In business school, one of the first things you learn is that it's much more costly for companies to find new consumers than it is to retain existing ones. We're at an intriguing point in time, where consumers are holding onto their vehicles much longer than we've ever seen. As the consumers hold onto each vehicle longer, their loyalty to the brand tends to decline -- most likely because older cars have more problems. For that reason, it's more important than ever for automakers such as Ford (NYSE: F ) and General Motors (NYSE: GM ) to focus on improving customer service and vehicle quality to retain market share.
Here's a look at a recent study by R.L. Polk & Co.that ranks automotive brands by consumer loyalty.
Ford continues to take home the top spot, and is the only brand with a loyalty rate that breaks 60%. Those 13 brands in the graph are the only brands that had an increase larger than the industry average compared to last year's numbers. Since the U.S. automotive market is fairly mature, you can expect that these thirteen brands have gained at the expense of the rest of the industry's brands.
While Ford is still dominating what I consider the most important sorting of these numbers -- overall loyalty -- GM should get a nod for having three of the top seven most-improved loyalty ratings. Its Cadillac brand jumped 8.3 percentage points over last year, which was the second highest rate of improvement, trailing only Porsche. GMC and Buick jumped 5.7 and 5.3 percentage points, respectively, to land just outside the top five most improved.
The reason for all these jumps is pretty clear: After Ford and GM exited the recession, a new focus was created to produce vehicles of higher quality in growing segments. Ford's Fusion and Escape have had record months of sales this year, and have a chance to break over 300,000 in unit sales this year -- a feat that only the F-Series has accomplished for Ford in nearly a decade.

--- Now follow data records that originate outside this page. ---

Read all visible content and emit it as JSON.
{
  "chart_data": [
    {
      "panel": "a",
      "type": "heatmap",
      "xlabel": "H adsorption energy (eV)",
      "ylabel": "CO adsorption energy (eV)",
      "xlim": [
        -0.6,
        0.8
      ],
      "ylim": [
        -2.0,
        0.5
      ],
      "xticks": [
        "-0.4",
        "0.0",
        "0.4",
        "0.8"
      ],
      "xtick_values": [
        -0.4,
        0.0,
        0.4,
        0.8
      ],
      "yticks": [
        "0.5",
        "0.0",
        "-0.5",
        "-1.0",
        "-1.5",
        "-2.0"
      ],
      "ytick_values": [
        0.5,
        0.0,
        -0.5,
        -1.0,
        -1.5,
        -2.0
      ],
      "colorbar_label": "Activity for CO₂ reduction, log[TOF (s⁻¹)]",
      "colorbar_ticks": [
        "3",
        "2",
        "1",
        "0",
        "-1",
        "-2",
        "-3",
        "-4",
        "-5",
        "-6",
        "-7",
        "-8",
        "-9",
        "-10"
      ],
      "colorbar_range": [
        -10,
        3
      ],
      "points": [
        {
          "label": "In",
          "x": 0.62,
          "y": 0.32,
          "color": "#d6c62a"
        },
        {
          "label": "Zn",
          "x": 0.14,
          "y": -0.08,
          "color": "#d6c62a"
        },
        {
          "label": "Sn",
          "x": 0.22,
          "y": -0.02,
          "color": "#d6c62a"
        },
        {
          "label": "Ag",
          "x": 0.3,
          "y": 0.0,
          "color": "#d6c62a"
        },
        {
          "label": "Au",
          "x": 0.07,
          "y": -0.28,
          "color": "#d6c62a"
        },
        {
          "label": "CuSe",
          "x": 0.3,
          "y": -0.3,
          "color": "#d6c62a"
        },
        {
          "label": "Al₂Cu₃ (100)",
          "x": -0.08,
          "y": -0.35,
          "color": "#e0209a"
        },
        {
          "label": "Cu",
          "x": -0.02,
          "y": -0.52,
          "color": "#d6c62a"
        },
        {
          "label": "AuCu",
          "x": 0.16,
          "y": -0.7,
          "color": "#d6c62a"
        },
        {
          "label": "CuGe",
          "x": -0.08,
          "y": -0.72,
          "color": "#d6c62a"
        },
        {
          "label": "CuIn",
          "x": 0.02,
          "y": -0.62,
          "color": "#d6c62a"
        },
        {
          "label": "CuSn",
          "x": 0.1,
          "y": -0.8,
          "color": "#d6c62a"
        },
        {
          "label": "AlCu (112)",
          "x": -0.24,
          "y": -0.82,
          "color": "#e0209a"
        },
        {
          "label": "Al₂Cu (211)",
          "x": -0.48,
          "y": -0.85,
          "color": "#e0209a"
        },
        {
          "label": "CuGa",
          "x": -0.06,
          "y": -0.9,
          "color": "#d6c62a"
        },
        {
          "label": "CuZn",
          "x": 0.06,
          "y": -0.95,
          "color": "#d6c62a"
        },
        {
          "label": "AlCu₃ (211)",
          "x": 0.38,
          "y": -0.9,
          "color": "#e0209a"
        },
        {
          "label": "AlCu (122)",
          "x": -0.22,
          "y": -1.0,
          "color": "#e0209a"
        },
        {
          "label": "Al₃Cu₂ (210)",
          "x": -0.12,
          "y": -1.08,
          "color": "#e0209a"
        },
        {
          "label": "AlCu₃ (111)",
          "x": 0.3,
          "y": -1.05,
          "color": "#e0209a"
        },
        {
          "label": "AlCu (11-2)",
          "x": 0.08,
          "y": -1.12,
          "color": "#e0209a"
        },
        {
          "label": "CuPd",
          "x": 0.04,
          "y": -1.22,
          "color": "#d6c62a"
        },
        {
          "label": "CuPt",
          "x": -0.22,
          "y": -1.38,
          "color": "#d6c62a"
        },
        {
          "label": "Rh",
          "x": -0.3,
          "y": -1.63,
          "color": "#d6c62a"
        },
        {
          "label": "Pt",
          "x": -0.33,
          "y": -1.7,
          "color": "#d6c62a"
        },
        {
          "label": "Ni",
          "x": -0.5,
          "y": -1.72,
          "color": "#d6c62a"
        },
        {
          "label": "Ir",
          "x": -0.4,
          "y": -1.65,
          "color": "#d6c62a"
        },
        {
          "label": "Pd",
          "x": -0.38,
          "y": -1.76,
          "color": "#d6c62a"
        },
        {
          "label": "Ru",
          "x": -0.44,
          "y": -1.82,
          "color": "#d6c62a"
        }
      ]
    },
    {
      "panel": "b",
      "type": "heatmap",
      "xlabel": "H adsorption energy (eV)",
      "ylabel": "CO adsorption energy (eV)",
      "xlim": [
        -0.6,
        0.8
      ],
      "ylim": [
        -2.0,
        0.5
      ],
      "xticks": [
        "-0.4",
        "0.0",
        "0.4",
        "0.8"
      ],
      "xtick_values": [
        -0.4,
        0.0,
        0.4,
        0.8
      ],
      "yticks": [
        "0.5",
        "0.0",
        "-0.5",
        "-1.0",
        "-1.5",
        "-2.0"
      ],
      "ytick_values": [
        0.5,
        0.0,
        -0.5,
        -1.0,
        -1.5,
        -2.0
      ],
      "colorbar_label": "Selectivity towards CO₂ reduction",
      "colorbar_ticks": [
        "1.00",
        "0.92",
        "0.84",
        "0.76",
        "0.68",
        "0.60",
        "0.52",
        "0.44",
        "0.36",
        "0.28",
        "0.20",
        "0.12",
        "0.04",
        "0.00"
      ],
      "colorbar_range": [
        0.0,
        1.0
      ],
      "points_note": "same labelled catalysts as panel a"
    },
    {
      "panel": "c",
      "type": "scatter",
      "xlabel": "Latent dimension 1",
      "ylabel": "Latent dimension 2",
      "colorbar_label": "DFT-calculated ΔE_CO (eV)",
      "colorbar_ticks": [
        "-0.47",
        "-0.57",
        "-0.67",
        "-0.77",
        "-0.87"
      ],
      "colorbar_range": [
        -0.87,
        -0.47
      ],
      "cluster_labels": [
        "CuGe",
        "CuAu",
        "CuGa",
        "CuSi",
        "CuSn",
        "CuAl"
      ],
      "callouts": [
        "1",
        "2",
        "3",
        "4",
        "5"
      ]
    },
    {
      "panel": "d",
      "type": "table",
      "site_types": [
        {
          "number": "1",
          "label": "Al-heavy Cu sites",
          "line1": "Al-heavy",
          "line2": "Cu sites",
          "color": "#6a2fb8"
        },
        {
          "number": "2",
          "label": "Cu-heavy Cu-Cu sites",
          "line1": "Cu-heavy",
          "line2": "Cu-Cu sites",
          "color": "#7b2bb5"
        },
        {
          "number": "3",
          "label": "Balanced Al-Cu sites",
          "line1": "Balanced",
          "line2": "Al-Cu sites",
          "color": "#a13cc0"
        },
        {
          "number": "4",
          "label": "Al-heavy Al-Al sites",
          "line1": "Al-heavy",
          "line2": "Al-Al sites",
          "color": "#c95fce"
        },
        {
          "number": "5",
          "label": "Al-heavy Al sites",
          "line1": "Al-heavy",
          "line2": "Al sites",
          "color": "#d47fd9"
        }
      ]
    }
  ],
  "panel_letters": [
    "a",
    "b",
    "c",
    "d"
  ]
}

GM has been slower to launch new vehicles and redesigns after its government bailout led to a cash crunch. That's about to change as GM continues to improve financially, and new models begin to roll out during GM's strategy to redesign, refresh, or replace almost 90% of its models by 2016. I believe that the jump in consumer loyalty reflects the early stages of success from that strategy. In addition to its regular lineup, GM's luxury Cadillac line reported its best year-to-date sales increase since 1976.

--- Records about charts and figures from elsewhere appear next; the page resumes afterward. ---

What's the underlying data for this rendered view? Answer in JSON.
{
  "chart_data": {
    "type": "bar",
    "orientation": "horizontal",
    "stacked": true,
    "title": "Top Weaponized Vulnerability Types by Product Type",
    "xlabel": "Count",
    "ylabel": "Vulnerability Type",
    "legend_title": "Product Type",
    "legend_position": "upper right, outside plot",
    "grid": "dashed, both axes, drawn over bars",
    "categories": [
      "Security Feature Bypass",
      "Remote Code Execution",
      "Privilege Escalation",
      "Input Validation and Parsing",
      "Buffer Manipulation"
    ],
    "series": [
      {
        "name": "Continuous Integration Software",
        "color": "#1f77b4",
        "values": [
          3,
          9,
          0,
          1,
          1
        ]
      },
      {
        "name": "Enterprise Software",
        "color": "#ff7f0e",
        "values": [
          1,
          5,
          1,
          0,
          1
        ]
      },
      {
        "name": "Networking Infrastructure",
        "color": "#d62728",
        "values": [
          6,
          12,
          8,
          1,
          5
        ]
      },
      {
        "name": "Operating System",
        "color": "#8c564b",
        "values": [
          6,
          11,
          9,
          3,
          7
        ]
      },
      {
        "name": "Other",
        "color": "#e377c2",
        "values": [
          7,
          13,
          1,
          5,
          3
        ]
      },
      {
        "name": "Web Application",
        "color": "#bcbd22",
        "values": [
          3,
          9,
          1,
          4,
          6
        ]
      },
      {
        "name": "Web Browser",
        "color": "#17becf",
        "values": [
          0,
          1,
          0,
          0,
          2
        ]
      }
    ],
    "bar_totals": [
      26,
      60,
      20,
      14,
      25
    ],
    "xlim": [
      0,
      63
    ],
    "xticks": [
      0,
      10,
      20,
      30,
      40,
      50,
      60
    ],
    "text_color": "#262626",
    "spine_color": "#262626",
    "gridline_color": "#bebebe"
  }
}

In addition to the surge in sales, roughly 70% of Cadillac ATS buyers are purchasing their very first Cadillac. That's a huge percentage, and represents a chunk of market share stolen from other brands -- a huge win for Cadillac, and a large reason for Cadillac's jump in consumer loyalty.
In the first quarter, the one from which Polk has derived its information, something took place that hasn't happened in almost two decades; all three of Detroit's automakers gained market share in the U.S. It's clear that consumers are reacting favorably to all of the newly designed vehicles coming off their production lines.

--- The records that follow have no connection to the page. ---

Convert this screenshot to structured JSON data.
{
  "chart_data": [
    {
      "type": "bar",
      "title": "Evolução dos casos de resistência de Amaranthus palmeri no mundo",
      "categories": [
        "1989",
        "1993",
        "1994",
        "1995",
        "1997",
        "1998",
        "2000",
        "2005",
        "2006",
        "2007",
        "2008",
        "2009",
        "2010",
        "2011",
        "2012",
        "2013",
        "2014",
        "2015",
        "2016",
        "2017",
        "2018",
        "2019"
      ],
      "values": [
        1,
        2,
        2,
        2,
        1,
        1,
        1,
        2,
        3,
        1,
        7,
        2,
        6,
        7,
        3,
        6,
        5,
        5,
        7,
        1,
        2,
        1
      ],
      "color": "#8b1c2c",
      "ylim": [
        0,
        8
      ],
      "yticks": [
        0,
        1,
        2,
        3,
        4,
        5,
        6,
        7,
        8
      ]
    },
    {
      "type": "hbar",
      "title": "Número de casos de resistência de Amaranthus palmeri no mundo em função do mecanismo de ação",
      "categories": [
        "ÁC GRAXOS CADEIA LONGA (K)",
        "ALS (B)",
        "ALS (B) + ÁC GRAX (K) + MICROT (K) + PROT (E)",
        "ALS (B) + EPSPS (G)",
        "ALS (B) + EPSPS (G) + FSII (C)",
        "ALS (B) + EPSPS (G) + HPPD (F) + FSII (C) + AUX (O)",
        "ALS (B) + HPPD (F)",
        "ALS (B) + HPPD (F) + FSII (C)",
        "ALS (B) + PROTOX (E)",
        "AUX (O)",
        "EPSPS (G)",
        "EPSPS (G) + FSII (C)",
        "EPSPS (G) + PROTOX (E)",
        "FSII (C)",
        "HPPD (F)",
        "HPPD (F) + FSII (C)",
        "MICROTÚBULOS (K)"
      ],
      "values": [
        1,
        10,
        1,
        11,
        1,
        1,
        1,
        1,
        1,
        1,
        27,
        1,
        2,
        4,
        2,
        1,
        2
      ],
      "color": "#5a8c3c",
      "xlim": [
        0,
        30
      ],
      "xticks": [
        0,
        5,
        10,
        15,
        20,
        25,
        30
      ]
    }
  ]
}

There are still hurdles for these automakers to jump over, such as reversing huge losses in Europe, but this could be a great time to buy into the automotive rebound. As consumer loyalty, vehicle quality, and market share continue to increase Ford's top line revenues and bottom line, profits should follow. The future looks very bright for Ford investors, and it could warrant a position in your portfolio.